INFERRING REGULATORY ELEMENT LANDSCAPES AND TRANSCRIPTION FACTOR NETWORKS FROM CANCER METHYLOMES
Previous studies show that differences in methylation levels are specifically associated with cancer development. However, it remains an enigma for intergenic regions what the consequence of such methylation changes are in terms of gene expression. To address this we invented a method to associate methylation and gene expression across tumor data. We applied this to the cancer genome atlas (TCGA) data and show how the method can be used to identify 1) the specific gene under control of the methylated DNA and 2) its upstream regulators. We built a software package called ELMER and made it available through R/Bioconductor.

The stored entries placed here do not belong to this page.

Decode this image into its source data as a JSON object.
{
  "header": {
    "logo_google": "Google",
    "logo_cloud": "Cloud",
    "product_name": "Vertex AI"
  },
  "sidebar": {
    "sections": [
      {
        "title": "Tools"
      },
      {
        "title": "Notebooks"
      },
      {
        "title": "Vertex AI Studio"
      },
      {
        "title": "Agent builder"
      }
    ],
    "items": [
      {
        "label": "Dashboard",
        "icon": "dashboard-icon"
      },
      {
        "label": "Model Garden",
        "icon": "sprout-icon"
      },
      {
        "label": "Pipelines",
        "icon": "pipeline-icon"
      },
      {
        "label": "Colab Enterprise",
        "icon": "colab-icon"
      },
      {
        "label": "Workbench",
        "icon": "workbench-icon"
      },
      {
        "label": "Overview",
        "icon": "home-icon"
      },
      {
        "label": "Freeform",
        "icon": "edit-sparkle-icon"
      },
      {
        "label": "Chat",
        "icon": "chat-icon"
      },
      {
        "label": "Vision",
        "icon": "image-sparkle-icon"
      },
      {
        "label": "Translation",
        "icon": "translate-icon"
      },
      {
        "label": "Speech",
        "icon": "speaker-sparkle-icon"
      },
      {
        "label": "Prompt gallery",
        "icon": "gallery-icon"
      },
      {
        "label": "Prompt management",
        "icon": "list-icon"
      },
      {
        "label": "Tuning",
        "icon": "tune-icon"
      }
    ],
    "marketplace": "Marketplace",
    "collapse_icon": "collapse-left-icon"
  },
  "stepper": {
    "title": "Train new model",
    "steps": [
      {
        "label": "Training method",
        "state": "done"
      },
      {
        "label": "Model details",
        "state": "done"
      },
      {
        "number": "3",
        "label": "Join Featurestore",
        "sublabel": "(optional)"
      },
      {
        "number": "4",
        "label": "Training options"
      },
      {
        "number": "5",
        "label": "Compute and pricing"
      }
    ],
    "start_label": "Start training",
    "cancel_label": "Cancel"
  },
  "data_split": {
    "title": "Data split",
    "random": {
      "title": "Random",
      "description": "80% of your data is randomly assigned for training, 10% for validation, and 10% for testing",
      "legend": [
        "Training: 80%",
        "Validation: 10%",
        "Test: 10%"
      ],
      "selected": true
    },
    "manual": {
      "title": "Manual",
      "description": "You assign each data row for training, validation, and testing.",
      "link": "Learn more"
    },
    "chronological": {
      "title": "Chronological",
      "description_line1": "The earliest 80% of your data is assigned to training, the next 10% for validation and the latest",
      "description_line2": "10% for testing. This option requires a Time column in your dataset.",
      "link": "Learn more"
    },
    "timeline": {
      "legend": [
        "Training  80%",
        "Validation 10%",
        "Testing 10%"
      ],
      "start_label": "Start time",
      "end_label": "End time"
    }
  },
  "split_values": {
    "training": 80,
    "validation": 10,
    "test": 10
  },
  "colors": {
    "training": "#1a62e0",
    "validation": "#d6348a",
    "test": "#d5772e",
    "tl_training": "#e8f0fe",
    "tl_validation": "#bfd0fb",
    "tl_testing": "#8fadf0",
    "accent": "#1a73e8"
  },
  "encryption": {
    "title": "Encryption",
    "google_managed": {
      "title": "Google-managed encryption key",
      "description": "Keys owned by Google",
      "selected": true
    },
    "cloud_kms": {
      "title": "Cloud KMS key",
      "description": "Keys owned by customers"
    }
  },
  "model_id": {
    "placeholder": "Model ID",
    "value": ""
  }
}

Recent studies indicate that DNA methylation can be used to identify transcriptional enhancers, but no systematic approach has been developed for genome-wide identification and analysis of enhancers based on DNA methylation. We describe ELMER (Enhancer Linking by Methylation/Expression Relationships), an R-based tool that uses DNA methylation to identify enhancers and correlates enhancer state with expression of nearby genes to identify transcriptional targets. Transcription factor motif analysis of enhancers is coupled with expression analysis of transcription factors to infer upstream regulators. Using ELMER, we investigated more than 2,000 tumor samples from The Cancer Genome Atlas. We identified networks regulated by known cancer drivers such as GATA3 and FOXA1 (breast cancer), SOX17 and FOXA2 (endometrial cancer), and NFE2L2, SOX2, and TP63 (squamous cell lung cancer). We also identified novel networks with prognostic associations, including RUNX1 in kidney cancer. We propose ELMER as a powerful new paradigm for understanding the cis-regulatory interface between cancer-associated transcription factors and their functional target genes.
RELEVANCE TO OC
The paper describes associations for ovarian cancer in addition to all other cancers and will be used for future and better datasets.